Tuesday, June 2, 2009

Welcome to Washington, Mr President. Now go BOOM!

After blogging for four years, you start running out of pithily clever title ideas.

Anyhoo, John Glionna of the Los Angeles Times is reporting that South Korean President Lee Myungbak's visit to Washington to talk with US President Barack Hussein Obama (Own it! Own it!):
North Korea has positioned its most sophisticated long-range ballistic missile at a launch site for a test firing that could come within weeks, a newspaper here reported today.

Pyongyang, which last month raised tensions worldwide by conducting a nuclear test, could even fire its missile June 16, when South Korean President Lee Myung-bak meets with President Obama in Washington, according to the report.
That sounds exactly like something Kim Jong-il would do. And this is why they should do their best to ignore him, as seems to be the popular idea these days. 


KJI is like me when I was, like, six. We were walking through Lucky's, a Compton-area grocery store back then (the last time I looked, a few years ago, it was abandoned and boarded up; apparently Comptonites don't eat groceries anymore). As we were walking down the cereal aisle, I spotted the Froot Loops that evil corporate America* had deliberately placed at my eye level. 

I wanted those Froot Loops.

"No," said my mother. "They're full of sugar and they encourage bad spelling." She reached instead for heart-healthy Cheerios, despite my insistence that they should be spelled Cheery O's. 


She held her ground: "That's a tu quoque argument that does nothing to counter the demerit against Froot Loops, which is that they're full of sugar and they'll have you bouncing off the walls and cracking the plaster."

Mother controlled the cash and the cart, but I had several aces up my sleeve (though I was actually wearing a tank top — full disclosure): I was in a very crowded supermarket full of people who would probably give disapproving looks and I had lungs that could produce sounds so loud that even the Caucasians who had left Compton in the early stages of White flight would still be able to hear me. ("Oh, is the Kushibo boy coming for a visit all the way out here in Yucaipa? Let's make fresh cookies.")

I let loose on the screamingest, loudest, kickingest, most gawdawful tantrum ever performed by a grammar school student. 

My mother furrowed her brow, looked around at all the disapproving looks (point: Kushibo) and then she left her cart, walked at a normal pace right out the sliding doors at the front of the store, got into the station wagon, and drove off. 
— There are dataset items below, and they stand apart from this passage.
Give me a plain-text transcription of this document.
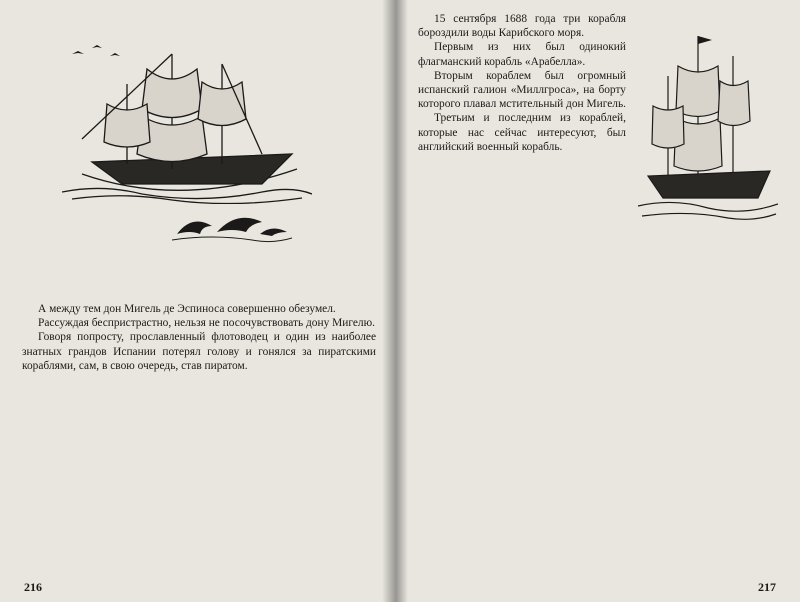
А между тем дон Мигель де Эспиноса совершенно обезумел.

Рассуждая беспристрастно, нельзя не посочувствовать дону Мигелю.

Говоря попросту, прославленный флотоводец и один из наиболее знатных грандов Испании потерял голову и гонялся за пиратскими кораблями, сам, в свою очередь, став пиратом.

216

15 сентября 1688 года три корабля бороздили воды Карибского моря.

Первым из них был одинокий флагманский корабль «Арабелла».

Вторым кораблем был огромный испанский галион «Миллгроса», на борту которого плавал мстительный дон Мигель.

Третьим и последним из кораблей, которые нас сейчас интересуют, был английский военный корабль.

217
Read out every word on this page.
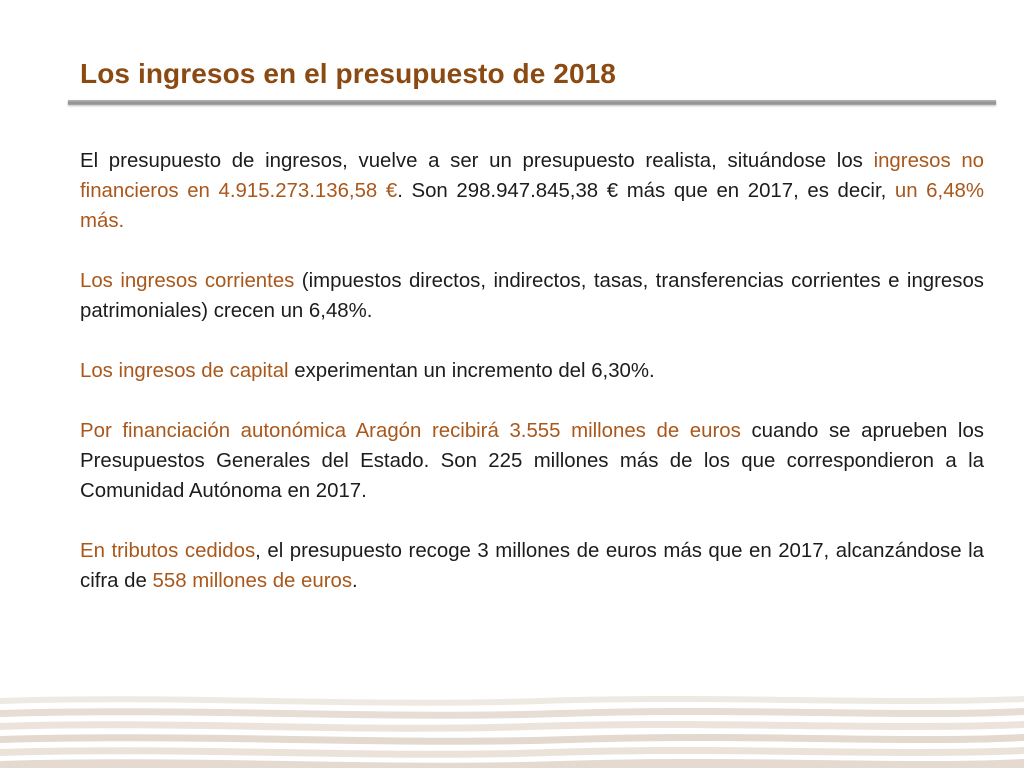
Los ingresos en el presupuesto de 2018

El presupuesto de ingresos, vuelve a ser un presupuesto realista, situándose los ingresos no financieros en 4.915.273.136,58 €. Son 298.947.845,38 € más que en 2017, es decir, un 6,48% más.

Los ingresos corrientes (impuestos directos, indirectos, tasas, transferencias corrientes e ingresos patrimoniales) crecen un 6,48%.

Los ingresos de capital experimentan un incremento del 6,30%.

Por financiación autonómica Aragón recibirá 3.555 millones de euros cuando se aprueben los Presupuestos Generales del Estado. Son 225 millones más de los que correspondieron a la Comunidad Autónoma en 2017.

En tributos cedidos, el presupuesto recoge 3 millones de euros más que en 2017, alcanzándose la cifra de 558 millones de euros.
When I paused to open my eyes and saw my mother had gone, I stopped making any noise, stood up, looked around, and quickly took note that the money-providing maternal unit was gone. She had taken off.

"Holy sh¡t!" My foul-mouthed inner voice said to myself, "Mom left me alone in the middle of a grocery store in fuçking Compton!" 

I looked to and fro in a panic (heh heh... fro), with genuine tears starting to ooze from my eyes. "I'm screwed!"

And she didn't come back. Not five minutes later, not ten. Not even half an hour (I actually had no sense of time; I'm judging based roughly on how long a cartoon was). 

After what seemed like an eternity (two, possibly three episodes), my dad came in, went over to the manager's desk, pulled out my picture and asked if they had this kid anywhere in the store (my dad and I look nothing alike, a fact I may or may not have exploited once in a shopping mall at the age of ten when I yelled that some stranger was kidnapping me because I didn't want to leave the video arcade). 

The manager indicated where I was, at check-out counter 1, nervously clutching the leg of a friendly-looking cashier who had agreed to watch me until my "I'd do the same thing if my kid pulled that kinda stunt" mom showed up again. 

Dad said thank you, firmly took my arm (and I his), and marched me to the Volkswagen. I never, ever, ever, ever, ever asked for Froot Loops again (though I did go through a "Ha! I can eat whatever I want now!" period during freshman year of college... my parents were sort of food Nazis).

And this is how we should deal with North Korea. If they want to have a pants-sh¡tting temper tantrum in the middle of Aisle 6, let them. Just walk away.

Sure, stories from Kushibo's emotionally scarring childhood aren't always perfect substitutes for learned punditry on important political issues, but they do provide good parables. I'm like a non-divine modern-day Jesus in this way. And if I don't post anything over the next few days, you know the Good Lord has struck me down for blasphemy. And possibly profanity. 

And the story itself may not be entirely true. But at the very least, though, we were in Compton and I was six. Or five. And whatever else went down, I know I didn't get the Froot Loops.

* Lucky's being part of evil corporate America is not really pertinent to this story. In fact, it's kinda distracting.

Requisite picture of threatening-looking images from 
North Korea that must accompany any article on North Korea. 
In this photo: North Korean MILDs (military I'd like to disarm).